Pittsfield Council Puts North Street Ballot Question to Rest
PITTSFIELD, Mass. — The North Street ballot question was put to rest on Tuesday.
In a 7-2 vote, the City Council rescinded a Jan. 24 vote on Councilor at Large Karen Kalinowsky's petition to place a question on the Nov. 7 ballot that asks voters if North Street should return to a four-lane way.
Because Councilor at Large Peter White announced his intention to motion to rescind, it required a majority vote rather than a two-thirds vote, as clarified by City Solicitor Stephen Pagnotta.
Kalinowksy insisted that constituents want a say in the road configuration. She feels that the city did not properly consult the council and residents before making the change.
"I think to not allow people to make a decision on whether they want North Street to look how it does now or take it back to the way it was," she said.
"We should be able to give the voters that."
Kalinowsky's attempt had been supported by the panel earlier this year with the majority understanding that it would come back for a final vote after being referred to Pagnotta. She asserts that this action solidifies it on the ballot.
After confusion and a charter objection, a motion to refer the ballot question to City Clerk Michele Benjamin failed and White announced his intention to propose rescinding.
Bike lane supporters have flocked to council chambers to speak against the ballot initiative, highlighting safety concerns with returning to a four-lane way.
Ward 6 Councilor Dina Guiel Lampiasi regularly travels the corridor and said she has seen the number of bike travelers increase since the lanes were implemented.
"If we want to have a downtown that is thriving, if we want to attract businesses and more arts and more culture, we need a place that pedestrians, residents, bikers feel safe, people of all ages and all mobilities," she said.
"This is the right thing to do and we can do better for our residents."
Councilors recognized that there are design issues that need to be resolved but want to work collaboratively with the city to find the best solution.
Ward 3 Councilor Kevin Sherman has voiced safety concerns with the current configuration but he believes that they should be resolved with discussion rather than an up or down vote.
Sherman is philosophically against referendums, he said, and has been against it from the get-go.
"I think leaders lead.
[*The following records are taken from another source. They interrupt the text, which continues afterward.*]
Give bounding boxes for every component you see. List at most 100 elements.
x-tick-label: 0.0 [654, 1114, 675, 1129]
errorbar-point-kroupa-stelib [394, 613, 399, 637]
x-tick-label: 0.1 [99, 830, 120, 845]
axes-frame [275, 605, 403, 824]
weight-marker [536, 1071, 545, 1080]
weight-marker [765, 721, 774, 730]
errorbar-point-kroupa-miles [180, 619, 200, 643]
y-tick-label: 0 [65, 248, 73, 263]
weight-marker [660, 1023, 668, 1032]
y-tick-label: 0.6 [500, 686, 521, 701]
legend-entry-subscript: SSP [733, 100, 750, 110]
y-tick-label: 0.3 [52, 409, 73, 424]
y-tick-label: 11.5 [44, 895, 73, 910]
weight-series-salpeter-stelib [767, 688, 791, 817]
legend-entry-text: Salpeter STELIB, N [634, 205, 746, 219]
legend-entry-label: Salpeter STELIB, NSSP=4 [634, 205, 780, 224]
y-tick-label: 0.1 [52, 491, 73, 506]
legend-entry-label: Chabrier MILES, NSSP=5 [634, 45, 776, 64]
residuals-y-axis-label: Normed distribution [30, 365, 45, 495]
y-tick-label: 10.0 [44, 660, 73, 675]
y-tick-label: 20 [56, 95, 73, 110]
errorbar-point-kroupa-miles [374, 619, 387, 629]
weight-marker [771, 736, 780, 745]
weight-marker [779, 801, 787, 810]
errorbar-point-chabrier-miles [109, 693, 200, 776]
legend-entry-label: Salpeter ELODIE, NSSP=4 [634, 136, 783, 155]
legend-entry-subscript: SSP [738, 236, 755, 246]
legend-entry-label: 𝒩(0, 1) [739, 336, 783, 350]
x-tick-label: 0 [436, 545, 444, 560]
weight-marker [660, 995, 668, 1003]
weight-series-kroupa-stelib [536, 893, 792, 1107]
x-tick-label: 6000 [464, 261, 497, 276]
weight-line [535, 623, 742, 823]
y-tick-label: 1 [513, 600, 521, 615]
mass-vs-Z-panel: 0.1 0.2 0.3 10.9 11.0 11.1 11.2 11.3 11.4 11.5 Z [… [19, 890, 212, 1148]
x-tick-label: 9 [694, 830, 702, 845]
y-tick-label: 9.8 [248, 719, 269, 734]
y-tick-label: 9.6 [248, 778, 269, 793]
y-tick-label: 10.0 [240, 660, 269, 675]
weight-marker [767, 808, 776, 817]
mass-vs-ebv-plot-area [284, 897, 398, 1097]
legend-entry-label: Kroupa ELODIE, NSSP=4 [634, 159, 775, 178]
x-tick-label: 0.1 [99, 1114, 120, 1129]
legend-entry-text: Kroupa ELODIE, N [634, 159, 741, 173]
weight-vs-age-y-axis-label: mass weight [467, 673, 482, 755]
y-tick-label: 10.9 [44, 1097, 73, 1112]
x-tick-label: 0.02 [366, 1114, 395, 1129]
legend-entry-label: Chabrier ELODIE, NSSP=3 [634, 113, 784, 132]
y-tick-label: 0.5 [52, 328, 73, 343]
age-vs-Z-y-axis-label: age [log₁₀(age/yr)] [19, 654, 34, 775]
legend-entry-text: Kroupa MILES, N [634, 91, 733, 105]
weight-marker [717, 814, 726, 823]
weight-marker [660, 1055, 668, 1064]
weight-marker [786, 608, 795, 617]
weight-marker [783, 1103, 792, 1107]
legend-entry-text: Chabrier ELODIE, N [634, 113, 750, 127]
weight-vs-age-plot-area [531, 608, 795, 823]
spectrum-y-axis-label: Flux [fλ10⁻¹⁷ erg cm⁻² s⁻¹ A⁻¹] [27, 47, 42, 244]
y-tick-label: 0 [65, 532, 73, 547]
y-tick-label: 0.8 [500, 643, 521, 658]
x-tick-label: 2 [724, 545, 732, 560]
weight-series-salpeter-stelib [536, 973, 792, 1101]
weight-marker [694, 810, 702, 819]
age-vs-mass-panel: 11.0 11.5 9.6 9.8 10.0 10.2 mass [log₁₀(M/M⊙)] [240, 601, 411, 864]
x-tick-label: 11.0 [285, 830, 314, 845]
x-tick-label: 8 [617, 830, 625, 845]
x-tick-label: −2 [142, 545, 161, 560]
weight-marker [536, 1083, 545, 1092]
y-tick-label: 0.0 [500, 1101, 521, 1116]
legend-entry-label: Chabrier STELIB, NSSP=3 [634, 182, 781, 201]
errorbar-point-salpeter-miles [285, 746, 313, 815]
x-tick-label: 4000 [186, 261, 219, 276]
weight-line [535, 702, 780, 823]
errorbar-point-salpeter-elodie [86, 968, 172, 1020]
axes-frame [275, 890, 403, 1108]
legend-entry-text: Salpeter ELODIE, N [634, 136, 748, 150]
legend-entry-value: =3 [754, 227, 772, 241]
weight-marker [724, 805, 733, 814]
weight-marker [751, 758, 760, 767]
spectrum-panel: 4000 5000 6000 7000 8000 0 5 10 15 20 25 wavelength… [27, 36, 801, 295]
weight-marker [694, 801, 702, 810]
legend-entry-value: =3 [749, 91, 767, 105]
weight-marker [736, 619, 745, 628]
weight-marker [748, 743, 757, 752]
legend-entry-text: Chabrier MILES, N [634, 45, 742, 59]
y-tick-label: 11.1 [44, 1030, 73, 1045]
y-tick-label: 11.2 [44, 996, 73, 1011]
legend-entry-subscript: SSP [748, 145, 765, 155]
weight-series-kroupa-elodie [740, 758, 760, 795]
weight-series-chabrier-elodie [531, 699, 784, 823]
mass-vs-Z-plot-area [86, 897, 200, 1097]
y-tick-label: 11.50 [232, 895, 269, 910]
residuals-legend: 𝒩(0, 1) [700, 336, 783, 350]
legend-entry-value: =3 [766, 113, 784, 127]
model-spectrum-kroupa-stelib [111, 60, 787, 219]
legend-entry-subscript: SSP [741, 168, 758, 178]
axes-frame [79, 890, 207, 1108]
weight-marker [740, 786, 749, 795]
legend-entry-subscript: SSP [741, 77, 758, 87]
We get information, we make decisions, we work with department heads," he said. "So as a person who has been criticized for being on both sides of this position, which I have not been, I am simply in favor of what's right."
Councilor at Large Earl Persip III was absent from the January vote in favor of Kalinowksy's ballot question.
"I am a big supporter of the bike lanes. Not the way they look right now. There's confusion. There's tons of confusion," he said. "I've had conversations about this before. This should be the wake-up call we need to address it. To all sit down somehow and really work it out because this petition came from maybe social media, maybe not, but I think a majority of it came from frustration from councilors and from residents."
Kalinowksy said she had the support of 32 business owners and downtown residents on this initiative about a year ago and that 90 percent of people she spoke to while campaigning asked if she could do something about the bike lanes.
"There's so much contradiction," she said. "I was willing to sit down and talk to people. I was willing to work with people. Nobody wanted to work with me so I got some signatures and I asked to put it on the ballot and it got voted to put on the ballot."
After clearing up the ballot question confusion, a petition from Rebecca Brien of Downtown Pittsfield Inc. requesting to change parking on North Street to head-in diagonal was referred to the city engineer.
Ward 7 Councilor Anthony Maffuccio abstained from the vote because he has not been present for several City Council meetings.